Nunca NINGUÉM viu nenhum filme de Manuel de Oliveira...
Olha eu tb nunca vi e espero não ser obrigada a ver...
Mas deve ser uma pessoa fantástica para conversar.
E tb não gosto do Saramago, que me perdoem todos os que gostam.
Então desde que ele disse que deviamos ser uma província de Espanha nem como pessoa o admiro.
ju
Nunca ninguém viu, e eu já me desloquei ao cinema para o ver. Mas o homem é um incompetente. Não se trata de gostar ou não. Também gostava (agora não) de bife com batatas fritas e considerava aquilo um erro alimentar...
O Saramago é outra história, com o seu interesse em explorar...
bjinhos
Vi um único filme do MO, o Aniki bobó, há muitos, muitos anos atrás e por aí me fiquei. Por essa razão, o meu comment vai limitar-se à analogia.
Adoro ler. Devoro livros. Leio de tudo um pouco, dos clássicos aos modernos, do romance à ficção cientifica.
Já tentei, juro que já tentei, umas oito vezes pelo menos, ler o Saramago e não consigo digeri-lo para lá das primeiras 15 ou vinte páginas ...
Não vale a pena. Eu sei que tem prémio Nobel, eu sei que é mundialmente lido e traduzido, mas aqui esta humilde leitora não foi certamente bafejada pela sorte de o compreender...

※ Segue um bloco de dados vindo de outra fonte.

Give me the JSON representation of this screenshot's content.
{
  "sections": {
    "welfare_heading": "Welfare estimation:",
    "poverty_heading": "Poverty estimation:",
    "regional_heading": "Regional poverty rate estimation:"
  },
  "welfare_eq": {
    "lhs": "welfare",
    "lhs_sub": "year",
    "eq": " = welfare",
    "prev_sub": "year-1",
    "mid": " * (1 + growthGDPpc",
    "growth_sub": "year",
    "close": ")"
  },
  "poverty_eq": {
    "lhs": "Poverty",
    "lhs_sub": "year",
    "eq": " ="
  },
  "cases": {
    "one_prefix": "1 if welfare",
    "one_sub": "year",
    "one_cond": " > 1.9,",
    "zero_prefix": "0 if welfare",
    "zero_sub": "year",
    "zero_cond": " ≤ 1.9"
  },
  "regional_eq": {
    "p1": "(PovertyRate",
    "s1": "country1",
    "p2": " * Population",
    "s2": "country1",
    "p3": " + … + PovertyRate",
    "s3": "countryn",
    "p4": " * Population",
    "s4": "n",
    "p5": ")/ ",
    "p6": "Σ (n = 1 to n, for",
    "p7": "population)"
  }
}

A revista Actual do Expresso de hoje, dedica duas pequenas colunas aos referidos Senhores, lado a lado nas páginas em causa, são ambos elogiados (uma vez mais) com eloquentes e rasgadas críticas de tapete vermelho ... mas, uma vez mais, de rabinho entre as pernas, repito, não entendo!
mlee
O rei vai nu. E mai nada...
existem valores instituídos e quando o estão, nem sequer se questiona a sua qualidade. Mais uma vez pergunto, viram o Benvindo Mr. Chance?
Eu já vi vários filmes de Manuel de Oliveira e leio regularmente Saramago. Passa-se alguma coisa comigo e eu não dei por ela????
Bjo
M&M
Não há regra sem excepção, querida excepção :-)...
Agora a sério, acredito que os tenhas visto. Eu é que sou um avaliador do piorio... E fssst, vou logo ao que está instituído...
Quanto ao Saramago, não veio pra este espaço desta vez por minha iniciativa e difícilmente virá...repito, é outra história. E para variar, com bastante interesse.
Mas goste-se ou não...Saramago tem muita qualidade... Mas não era o gosto que imperava aqui...
Bjo
Rocket e M&M (sorry, pelo aproveitamento de espaço, meu caro), a minha reacção ao post, foi, como sempre, instintiva, ou seja, dei por mim a dizer a mim mesma, "olha, olha parece eu com o Saramago". Mas digo e repito, a qualidade literária do escritor é mundialmente reconhecida, por isso, a "deficiência" é minha certamente ... Já quanto ao MO, não tentei sequer o suficiente para me manifestar :) Beijos a ambos.
mlee
Tudo bem pelo que me toca. Quanto ao Saramago não é necessário repetir-me, mas posso acrescentar algo. Ao longo do seu percurso, evoluiu como escritor, e tal evolução nem sempre é acompanhada por quem o lê. Mas iso faz parte da filosofia de criação artística. O Picasso aos quinze anos pintava como uma máquina fotográfica e a partir daí partou para a descoberta, que é a responsabilidade de qualquer artista...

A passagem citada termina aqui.